Op 13 december 2024 om 13.22 uur wordt via de tap gehoord dat een bekende harddrugsgebruiker [persoon 1] , een afspraak maakt over de ‘deallijn’ op zijn adres op de [adres 7] . Binnen 10 minuten komen [medeverdachte 2] en [medeverdachte 1] op een snorfiets aan. [medeverdachte 1] loopt het portiek van de [adres 7] in en komt na enkele minuten terug. [medeverdachte 2] en [medeverdachte 1] vertrekken dan samen weer. [7]
Op 13 december 2024 om 19.37 uur wordt via de tap gehoord dat [medeverdachte 1] de deallijn bemant en dat hij een afspraak maakt met een bekende drugsgebruiker, [persoon 2] . Zij maken een afspraak bij het tunneltje bij het zwembad. Zo’n twintig minuten later lopen [persoon 2] en [medeverdachte 1] samen op de afgesproken plek, waarbij zij contact met elkaar hebben. [8]
Op 19 december 2024 om 11.10 uur wordt via de tap gehoord dat [medeverdachte 1] een afspraak maakt met [persoon 3] bij het zwembad. Zes minuten later komt [medeverdachte 1] aanrijden, waarna hij uitstapt en kort contact heeft met [persoon 3] . [9]
Op 19 december 2024 om 13.59 uur wordt via de tap gehoord dat een afspraak wordt gemaakt met [persoon 4] op de [adres 2] . Twintig minuten later komt [medeverdachte 2] aan bij het portiek. Er wordt niet opengedaan. Een man met een ‘verslaafd uiterlijk’ spreekt [medeverdachte 2] aan. Even later betreedt de man het portiek waarna hij de woning binnengaat.

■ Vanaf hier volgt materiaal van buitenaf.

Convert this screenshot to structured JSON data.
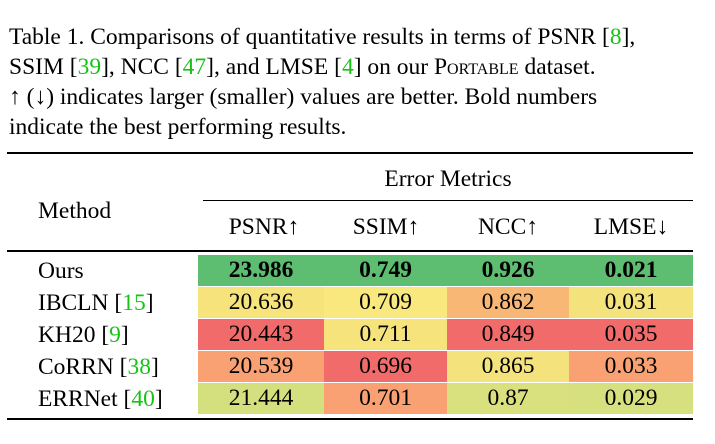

De auto van [verdachte] rijdt vervolgens weg met [verdachte] als bestuurder en [medeverdachte 2] als bijrijder. [10]
Op 30 december 2024 om 17.04 uur wordt via de tap gehoord dat een beller naar de deallijn belt met de vraag voor ‘’een gram of 2’’ van ‘’good brown’’. De afspraak zou plaats moeten vinden op de [adres 7] . Ongeveer een halfuur later komt de auto van [verdachte] aanrijden met [verdachte] als bestuurder en [medeverdachte 2] als bijrijder. [medeverdachte 2] stapt uit, betreedt het portiek van de flat en komt na tien minuten weer buiten waarna [verdachte] en [medeverdachte 2] weer samen vertrekken. [11]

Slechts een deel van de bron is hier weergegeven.